В эстонских песнях сохранился и сюжет о Мировом древе — большом дубе, крона которого загораживала солнце и месяц. Когда он упал, возник огромный мост через всю землю — в преисподнюю (в сходной карельской руне он ведет через реку Севера, в селения, где пожирают людей, селения смерти). Щепки от его падения стали стрелами колдунов. В разных вариантах песен этот дуб вырос из волос девы Севера, или в Манале — Царстве мертвых (ведь корни Мирового древа находятся в преисподней), или на спине гигантской щуки, или на острове посреди моря. Интересен вариант, где дуб вырос из золы, оставшейся после того, как демоническая птица Севера и саамский злодей сожгли сено, убранное скосившими его небесными девами. Часть золы оставили для того, чтобы промыть волосы сыну Солнца, и волосы эти должны были стать светлыми, как лен.

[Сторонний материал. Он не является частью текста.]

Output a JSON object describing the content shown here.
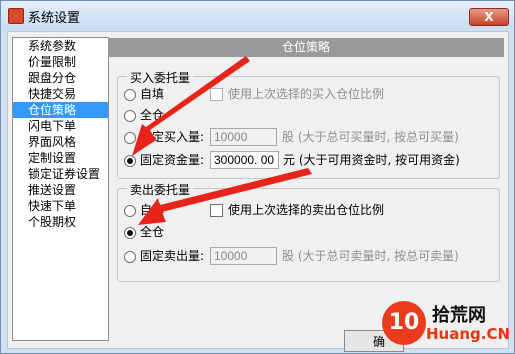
{
  "window": {
    "title": "系统设置",
    "close_label": "X"
  },
  "sidebar": {
    "items": [
      {
        "label": "系统参数"
      },
      {
        "label": "价量限制"
      },
      {
        "label": "跟盘分仓"
      },
      {
        "label": "快捷交易"
      },
      {
        "label": "仓位策略"
      },
      {
        "label": "闪电下单"
      },
      {
        "label": "界面风格"
      },
      {
        "label": "定制设置"
      },
      {
        "label": "锁定证券设置"
      },
      {
        "label": "推送设置"
      },
      {
        "label": "快速下单"
      },
      {
        "label": "个股期权"
      }
    ],
    "selected_index": 4
  },
  "panel": {
    "header": "仓位策略",
    "buy": {
      "legend": "买入委托量",
      "auto_label": "自填",
      "use_last_label": "使用上次选择的买入仓位比例",
      "full_label": "全仓",
      "fixed_qty_label": "固定买入量:",
      "fixed_qty_value": "10000",
      "fixed_qty_hint": "股 (大于总可买量时, 按总可买量)",
      "fixed_fund_label": "固定资金量:",
      "fixed_fund_value": "300000. 00",
      "fixed_fund_hint": "元 (大于可用资金时, 按可用资金)",
      "selected": "fixed_fund"
    },
    "sell": {
      "legend": "卖出委托量",
      "auto_label": "自填",
      "use_last_label": "使用上次选择的卖出仓位比例",
      "full_label": "全仓",
      "fixed_qty_label": "固定卖出量:",
      "fixed_qty_value": "10000",
      "fixed_qty_hint": "股 (大于总可卖量时, 按总可卖量)",
      "selected": "full"
    }
  },
  "footer": {
    "ok_partial": "确"
  },
  "watermark": {
    "logo_text": "10",
    "cn_text": "拾荒网",
    "url_text": "Huang.CN"
  },
  "colors": {
    "accent": "#3399ff",
    "arrow": "#e8241a",
    "header_bg": "#9a9a9a"
  }
}
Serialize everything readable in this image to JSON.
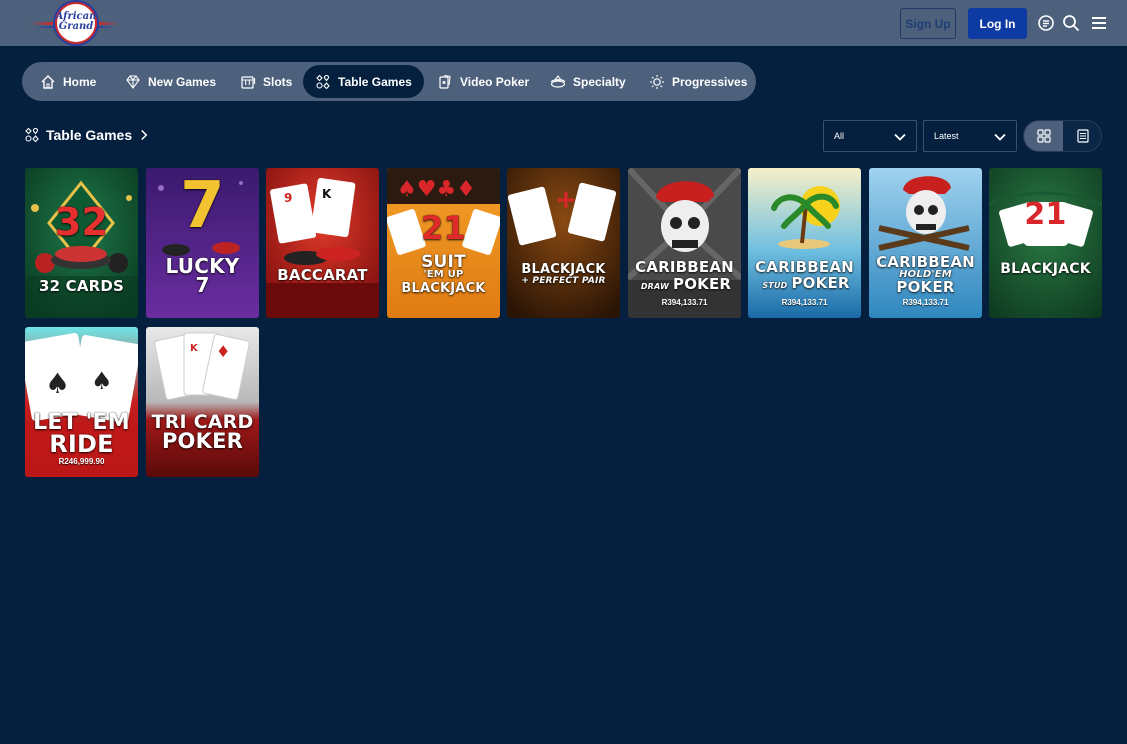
{
  "header": {
    "logo_line1": "African",
    "logo_line2": "Grand",
    "signup_label": "Sign Up",
    "login_label": "Log In",
    "icons": [
      "chat-icon",
      "search-icon",
      "menu-icon"
    ]
  },
  "nav": {
    "items": [
      {
        "label": "Home",
        "icon": "home-icon"
      },
      {
        "label": "New Games",
        "icon": "diamond-icon"
      },
      {
        "label": "Slots",
        "icon": "slot-machine-icon"
      },
      {
        "label": "Table Games",
        "icon": "table-games-icon",
        "active": true
      },
      {
        "label": "Video Poker",
        "icon": "video-poker-icon"
      },
      {
        "label": "Specialty",
        "icon": "specialty-icon"
      },
      {
        "label": "Progressives",
        "icon": "progressives-icon"
      }
    ]
  },
  "section": {
    "title": "Table Games",
    "filter_value": "All",
    "sort_value": "Latest"
  },
  "games": [
    {
      "line1": "32",
      "line2": "32 CARDS",
      "jackpot": ""
    },
    {
      "line1": "7",
      "line2": "LUCKY",
      "line3": "7",
      "jackpot": ""
    },
    {
      "line1": "BACCARAT",
      "jackpot": ""
    },
    {
      "line1": "21",
      "line2": "SUIT",
      "line3": "'EM UP",
      "line4": "BLACKJACK",
      "jackpot": ""
    },
    {
      "line1": "BLACKJACK",
      "line2": "+ PERFECT PAIR",
      "jackpot": ""
    },
    {
      "line1": "CARIBBEAN",
      "line2": "DRAW",
      "line3": "POKER",
      "jackpot": "R394,133.71"
    },
    {
      "line1": "CARIBBEAN",
      "line2": "STUD",
      "line3": "POKER",
      "jackpot": "R394,133.71"
    },
    {
      "line1": "CARIBBEAN",
      "line2": "HOLD'EM",
      "line3": "POKER",
      "jackpot": "R394,133.71"
    },
    {
      "line1": "21",
      "line2": "BLACKJACK",
      "jackpot": ""
    },
    {
      "line1": "LET 'EM",
      "line2": "RIDE",
      "jackpot": "R246,999.90"
    },
    {
      "line1": "TRI CARD",
      "line2": "POKER",
      "jackpot": ""
    }
  ],
  "colors": {
    "background": "#05203f",
    "header": "#4d617d",
    "login_button": "#0d3aa3"
  }
}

Лен упомянут в песне не случайно: она явно отражает древний аграрный ритуал, связанный с выращиванием льна — этот ритуал исполнялся на день Ивана Купалы, когда солнце «играло» во время солнцеворота и принято было жечь костры. Сын Солнца мог спуститься по Мировому древу на землю, чтобы обеспечить урожай.
С образом Мирового древа связаны в песнях образы четырех (или трех) волшебных дев, которые чистят и подметают море золотыми и серебряными щетками или прядут золотой пояс. Это — девы судьбы, подобные греческим мойрам и скандинавским норнам: пояс в традиции финно-угорских народов связан с судьбой и жизнью человека (и Земли: вспомним об Урале — поясе Земли): у эстонцев-сету после смерти девушки на поминальную сосну вешали поясок невесты. Нечистая сила, напротив, ходила неподпоясанной. В ижорской песне о чудесной пряхе говорится о том, что прямо под окном поющих плещется море, по которому плывет утка. Под крылом этой утки — колыбель, а в ней — мальчик, который разукрашивает некую пеструю крышку. Под крышкой оказывается девица, прядущая золотую одежду. Золотая нить рвется, и дева начинает рыдать.